Clinical efficacy was examined as a secondary trial outcome. Overall, 71% of patients had at least a partial clinical response to the treatment, meaning their cancer shrank or they had fewer cancer cells in their body.
This included 58% (7 out of 12) of those treated with MCARH109 at lower and tolerable doses of up to 150 million cells. Therapeutic responses were similar among the 10 patients who had previously received a BCMA-targeted therapy and the seven who hadn’t.
Over a median follow-up of 10.1 months, six of 12 people who responded to treatment remain progression-free, two of whom had been followed for at least a year.
Robert Reinknecht was among the advanced multiple myeloma patients treated with the GPRC5D-targeted therapy in the trial.
A year later, Reinknecht is doing well and enjoying retirement. “I feel very lucky about everything. Thank God there are brilliant scientists and doctors who have been working on this. If it had happened to me 20 years ago, I don’t think I’d be alive,” Reinknecht said.
The new Phase 1 trial is evaluating the safety of MCARH109, a GPRC5D-targeted therapy, in advanced myeloma patients in combination with MCARH125 — a BCMA-targeted CAR T-cell therapy — or MCARH125 alone.

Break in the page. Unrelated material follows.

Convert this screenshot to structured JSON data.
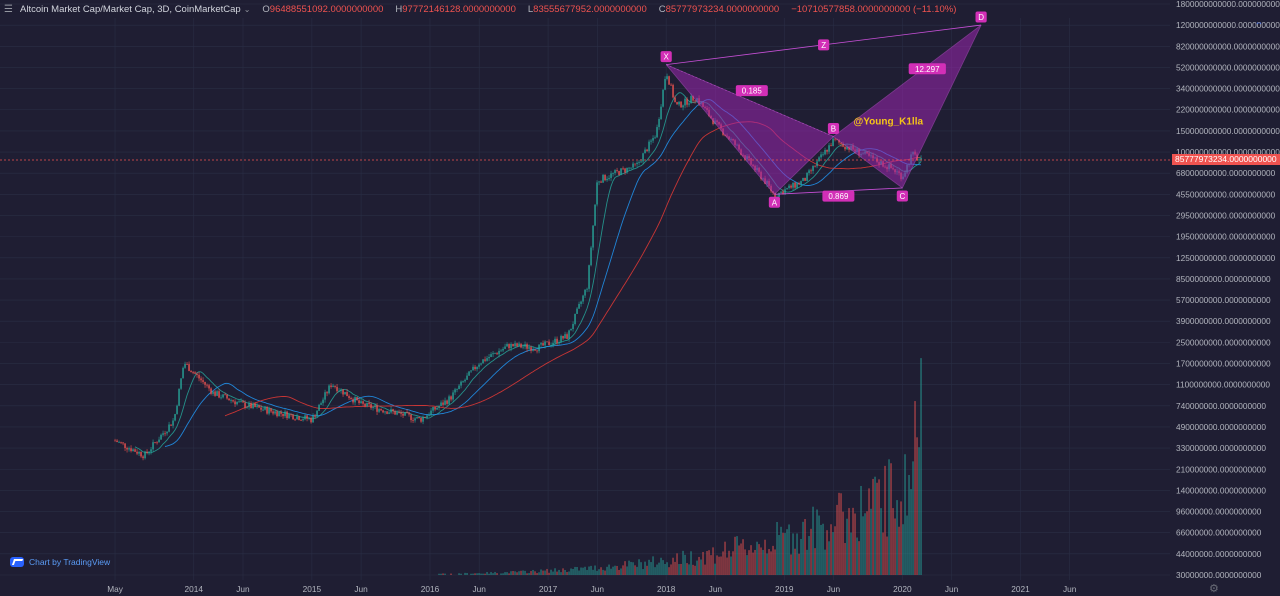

“We are continuing to explore possible combination approaches with this therapy as well as understand how resistance may develop,” Mailankody said. “Having an experimental treatment for patients just three years after a lab discovery is pretty remarkable — a clear sign that progress against multiple myeloma is picking up speed.”
Juno is also sponsoring a separate Phase 1 trial (NCT04674813) to evaluate CC-95266, another GPRC5D CAR T-cell therapy, in up to 77 people with relapsed or refractory multiple myeloma. The study is enrolling eligible adults at sites across the U.S.